11. Southern Food & Beverage Museum

  • Location: New Orleans, Louisiana.

At $10.50 for admission, The Southern Food & Beverage Museum is worth every penny. An ever-changing roster of exhibits explain the origins of Creole cuisine, Soul Food, and other iconic Southern dishes you know and love. Sugar cane, hot peppers, red beans, bourbon, and coffee are also featured at this enchanting food gallery.

12. Musée de l’Absinthe

  • Location: Auvers-sur-Oise, France

Founded in 1994 by cellular biologist Marie-Claude Delahaye, this charming musée is devoted to the inspirational qualities proffered by the dreamily intoxicating, wormword-flavored drink that Vincent Van Gogh called “the green fairy.” In fact, the tiny museum resides in the same town where the painter is buried.

13. Tabasco Museum

  • Location: Avery Island, Louisiana

Perched on an island made entirely of salt, the Tabasco Museum and Visitor Center offers the hottest tour in New Iberia Parish. Here one can learn all about the McIlhenny family and the tangy red pepper sauce they invented more than 150 years ago. The property still boasts a working Tabasco factory, so visitors can take a look inside the seedling greenhouse, a warehouse where sauce ages in wooden, salt-sealed barrels, and the official Tabasco bottling facility.
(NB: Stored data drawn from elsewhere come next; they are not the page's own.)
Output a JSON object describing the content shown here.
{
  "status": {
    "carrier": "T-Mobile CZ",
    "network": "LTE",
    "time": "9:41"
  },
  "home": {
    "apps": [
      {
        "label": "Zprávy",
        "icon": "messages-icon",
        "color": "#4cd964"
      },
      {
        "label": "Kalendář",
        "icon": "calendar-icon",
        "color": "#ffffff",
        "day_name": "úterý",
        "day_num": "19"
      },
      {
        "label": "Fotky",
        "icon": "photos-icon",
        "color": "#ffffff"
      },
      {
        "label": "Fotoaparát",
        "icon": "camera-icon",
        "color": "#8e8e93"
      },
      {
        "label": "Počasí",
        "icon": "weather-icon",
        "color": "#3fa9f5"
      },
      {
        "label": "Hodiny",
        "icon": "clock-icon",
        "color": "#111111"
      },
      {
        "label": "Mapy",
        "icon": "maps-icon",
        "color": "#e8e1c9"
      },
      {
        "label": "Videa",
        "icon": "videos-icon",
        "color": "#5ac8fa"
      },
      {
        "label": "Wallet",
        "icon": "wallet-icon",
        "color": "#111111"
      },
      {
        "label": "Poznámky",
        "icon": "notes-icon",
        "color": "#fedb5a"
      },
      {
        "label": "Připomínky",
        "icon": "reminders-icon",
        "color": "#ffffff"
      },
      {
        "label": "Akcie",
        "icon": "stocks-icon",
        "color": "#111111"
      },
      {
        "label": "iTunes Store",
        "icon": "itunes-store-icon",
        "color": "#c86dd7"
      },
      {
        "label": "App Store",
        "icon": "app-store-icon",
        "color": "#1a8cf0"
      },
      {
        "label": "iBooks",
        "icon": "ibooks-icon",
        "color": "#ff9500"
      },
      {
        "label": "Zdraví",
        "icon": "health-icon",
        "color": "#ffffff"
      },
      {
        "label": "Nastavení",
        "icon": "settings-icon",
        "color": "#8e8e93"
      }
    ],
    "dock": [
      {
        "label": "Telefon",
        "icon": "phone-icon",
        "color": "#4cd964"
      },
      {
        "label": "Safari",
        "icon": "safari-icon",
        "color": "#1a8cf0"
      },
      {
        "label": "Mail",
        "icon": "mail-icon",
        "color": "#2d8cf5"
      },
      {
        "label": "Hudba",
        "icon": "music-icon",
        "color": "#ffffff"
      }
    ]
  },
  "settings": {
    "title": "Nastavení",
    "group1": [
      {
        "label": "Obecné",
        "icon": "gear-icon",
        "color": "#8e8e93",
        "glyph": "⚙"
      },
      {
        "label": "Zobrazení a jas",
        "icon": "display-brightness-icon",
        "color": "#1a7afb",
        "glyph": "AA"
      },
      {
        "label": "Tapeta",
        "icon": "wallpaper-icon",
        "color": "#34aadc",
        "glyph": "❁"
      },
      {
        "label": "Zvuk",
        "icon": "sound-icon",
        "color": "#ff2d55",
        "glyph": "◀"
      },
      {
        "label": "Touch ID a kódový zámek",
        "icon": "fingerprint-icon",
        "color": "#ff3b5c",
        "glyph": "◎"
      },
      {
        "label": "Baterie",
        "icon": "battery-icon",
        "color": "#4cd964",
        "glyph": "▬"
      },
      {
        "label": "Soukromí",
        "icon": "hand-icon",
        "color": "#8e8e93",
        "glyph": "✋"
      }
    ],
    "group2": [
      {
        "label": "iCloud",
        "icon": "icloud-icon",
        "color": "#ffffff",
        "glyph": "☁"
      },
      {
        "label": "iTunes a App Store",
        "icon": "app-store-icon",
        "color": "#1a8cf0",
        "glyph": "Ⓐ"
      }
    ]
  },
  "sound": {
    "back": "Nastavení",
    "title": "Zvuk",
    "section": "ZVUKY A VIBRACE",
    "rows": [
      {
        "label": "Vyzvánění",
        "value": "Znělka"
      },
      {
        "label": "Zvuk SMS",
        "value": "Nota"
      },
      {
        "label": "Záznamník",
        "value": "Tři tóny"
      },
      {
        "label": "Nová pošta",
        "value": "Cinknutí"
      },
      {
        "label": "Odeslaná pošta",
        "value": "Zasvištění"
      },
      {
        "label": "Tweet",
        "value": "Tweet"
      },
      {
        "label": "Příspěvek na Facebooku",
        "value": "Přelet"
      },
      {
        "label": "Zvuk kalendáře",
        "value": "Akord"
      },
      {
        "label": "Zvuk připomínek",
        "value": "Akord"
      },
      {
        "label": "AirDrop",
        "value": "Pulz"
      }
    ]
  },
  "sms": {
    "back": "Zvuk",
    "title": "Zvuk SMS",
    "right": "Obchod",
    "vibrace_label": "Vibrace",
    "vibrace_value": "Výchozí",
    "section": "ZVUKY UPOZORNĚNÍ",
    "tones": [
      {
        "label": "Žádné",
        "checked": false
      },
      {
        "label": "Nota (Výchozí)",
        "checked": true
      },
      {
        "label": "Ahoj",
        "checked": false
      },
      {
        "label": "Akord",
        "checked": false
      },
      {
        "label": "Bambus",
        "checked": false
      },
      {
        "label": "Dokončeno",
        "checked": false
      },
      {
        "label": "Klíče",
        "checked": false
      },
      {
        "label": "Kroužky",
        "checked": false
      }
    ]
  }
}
14. Teng Feng Fish Ball Museum

  • Location: New Taipei City, Taiwan

Should you find yourself in Taiwan with a hankering to learn everything there is to know about fried fish balls, add the Teng Feng Fish Ball Museum to your itinerary. Discover which fish is just right for making the crispy and ubiquitous street treats. After that, you may be invited to try your hand at forming and frying your very own fishballs.

15. World Carrot Museum

  • Location: online

Never mind the fact that the World Carrot Museum doesn’t boast a brick-and-mortar building. This is the place to fill your head with every speck of information regarding the subterranean treat. Because the museum is located online, you don’t have to travel, drive or find a place to park.

If you’re a foodie whose tastebuds aren’t tingling after reading about the above museums, don’t worry. There are hundreds of other food-oriented museums, including a pasta museum in Parma, a coffee museum in Columbia, and a gingerbread museum in Poland.